This is from my own recipe book, with some comments added, I discovered recently, by my mother. I'll set out the (terse) recipe, followed by her commentary.
1 onion, chopped.
Herbs (eg rosemary).
Salt and peppper.
1. Heat oil in large frying pan.
2. Add onion; fry until soft; add herbs.
3. Add ham; fry until browned (don't let onion burn).
4. Add potatoes; fry until crisp.
5. Add salt and pepper. Serve.
6. Raw egg yolk in middle of plate. Allow to cook. Eat.
"Alan Miller", wrote my mother, "worked for the BBC and was from Scotland. He stayed with us for several months and made this. Ali's version is different; she uses butter and a tiny bit of olive oil to stop it browning and she doesn't add any herbs. And the potatoes must be pre-cooked and cut into tiny cubes. The egg yolk should be settled into the mound of potatoes like an egg in a nest. You could make a less delicate version with chorizo."

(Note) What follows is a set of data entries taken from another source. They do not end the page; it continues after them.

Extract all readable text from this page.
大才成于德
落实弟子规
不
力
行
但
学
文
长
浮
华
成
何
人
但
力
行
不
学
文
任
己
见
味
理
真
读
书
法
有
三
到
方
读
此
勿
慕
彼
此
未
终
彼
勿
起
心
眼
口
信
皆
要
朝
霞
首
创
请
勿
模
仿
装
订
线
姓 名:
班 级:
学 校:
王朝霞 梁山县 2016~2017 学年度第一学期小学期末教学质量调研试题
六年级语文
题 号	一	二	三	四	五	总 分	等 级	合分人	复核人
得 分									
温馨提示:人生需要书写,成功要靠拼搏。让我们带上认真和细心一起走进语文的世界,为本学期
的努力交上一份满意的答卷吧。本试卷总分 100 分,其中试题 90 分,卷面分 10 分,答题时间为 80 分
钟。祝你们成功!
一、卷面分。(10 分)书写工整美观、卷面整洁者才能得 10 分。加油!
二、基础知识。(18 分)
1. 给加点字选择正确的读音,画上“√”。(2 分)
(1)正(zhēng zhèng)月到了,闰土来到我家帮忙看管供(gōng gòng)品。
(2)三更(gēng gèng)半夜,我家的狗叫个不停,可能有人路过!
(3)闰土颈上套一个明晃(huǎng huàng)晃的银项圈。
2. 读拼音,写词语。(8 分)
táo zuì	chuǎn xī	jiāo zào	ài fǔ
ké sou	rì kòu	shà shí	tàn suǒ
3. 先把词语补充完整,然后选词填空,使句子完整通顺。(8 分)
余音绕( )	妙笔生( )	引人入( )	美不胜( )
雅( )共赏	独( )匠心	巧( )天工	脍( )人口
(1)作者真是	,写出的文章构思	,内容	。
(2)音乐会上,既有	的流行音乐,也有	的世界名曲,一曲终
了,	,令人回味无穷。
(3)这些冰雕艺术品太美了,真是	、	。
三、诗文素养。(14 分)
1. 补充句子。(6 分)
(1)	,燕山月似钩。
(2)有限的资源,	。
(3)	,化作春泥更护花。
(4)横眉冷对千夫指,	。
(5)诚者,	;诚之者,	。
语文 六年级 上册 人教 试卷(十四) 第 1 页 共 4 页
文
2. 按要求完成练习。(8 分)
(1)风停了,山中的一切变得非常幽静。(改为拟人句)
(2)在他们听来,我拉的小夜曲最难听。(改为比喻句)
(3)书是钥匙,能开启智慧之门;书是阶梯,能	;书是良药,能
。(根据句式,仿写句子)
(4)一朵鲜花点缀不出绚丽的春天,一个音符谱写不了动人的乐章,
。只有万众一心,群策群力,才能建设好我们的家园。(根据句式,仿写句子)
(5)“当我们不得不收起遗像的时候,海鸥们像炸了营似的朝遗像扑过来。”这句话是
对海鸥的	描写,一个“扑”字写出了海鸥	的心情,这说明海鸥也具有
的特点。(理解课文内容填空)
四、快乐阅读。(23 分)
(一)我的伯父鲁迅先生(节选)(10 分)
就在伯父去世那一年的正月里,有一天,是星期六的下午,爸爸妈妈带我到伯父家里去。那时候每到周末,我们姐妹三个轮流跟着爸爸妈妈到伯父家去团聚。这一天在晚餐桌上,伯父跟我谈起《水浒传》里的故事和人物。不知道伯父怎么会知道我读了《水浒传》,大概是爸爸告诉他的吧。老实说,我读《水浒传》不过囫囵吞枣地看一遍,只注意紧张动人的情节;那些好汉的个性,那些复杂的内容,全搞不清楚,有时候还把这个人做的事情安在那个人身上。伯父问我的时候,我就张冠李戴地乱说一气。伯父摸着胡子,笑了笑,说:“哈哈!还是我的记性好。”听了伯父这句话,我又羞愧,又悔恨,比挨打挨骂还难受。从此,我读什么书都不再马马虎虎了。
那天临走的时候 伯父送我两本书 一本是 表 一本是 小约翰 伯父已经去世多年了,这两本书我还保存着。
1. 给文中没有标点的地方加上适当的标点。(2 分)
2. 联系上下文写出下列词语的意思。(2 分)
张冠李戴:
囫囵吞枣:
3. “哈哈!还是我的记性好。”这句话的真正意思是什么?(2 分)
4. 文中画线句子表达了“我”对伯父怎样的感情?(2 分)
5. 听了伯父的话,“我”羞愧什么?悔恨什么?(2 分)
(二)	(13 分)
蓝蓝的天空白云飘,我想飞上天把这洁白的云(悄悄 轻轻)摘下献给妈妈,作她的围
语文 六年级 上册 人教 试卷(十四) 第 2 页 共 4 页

My own commentary: this is, I think, originally a Swiss dish, introduced to us by Alan Miller, who gave me my first ride on the back of a motorcycle: I can still remember the raw terror. I agree that the potatoes should be pre-cooked and cut into tiny cubes. The idea of a raw egg yolk puts many people off. Don't let it. Because provided you are organised, the egg yolk cooks in the middle of the potatoes. Having nested the egg yolk, I then pile potatoes around it (carefully so it does not break) and then start eating from around the edges before attacking the egg yolk. I have been known to add a dash of tabasco and even a squeeze of lemon juice to this.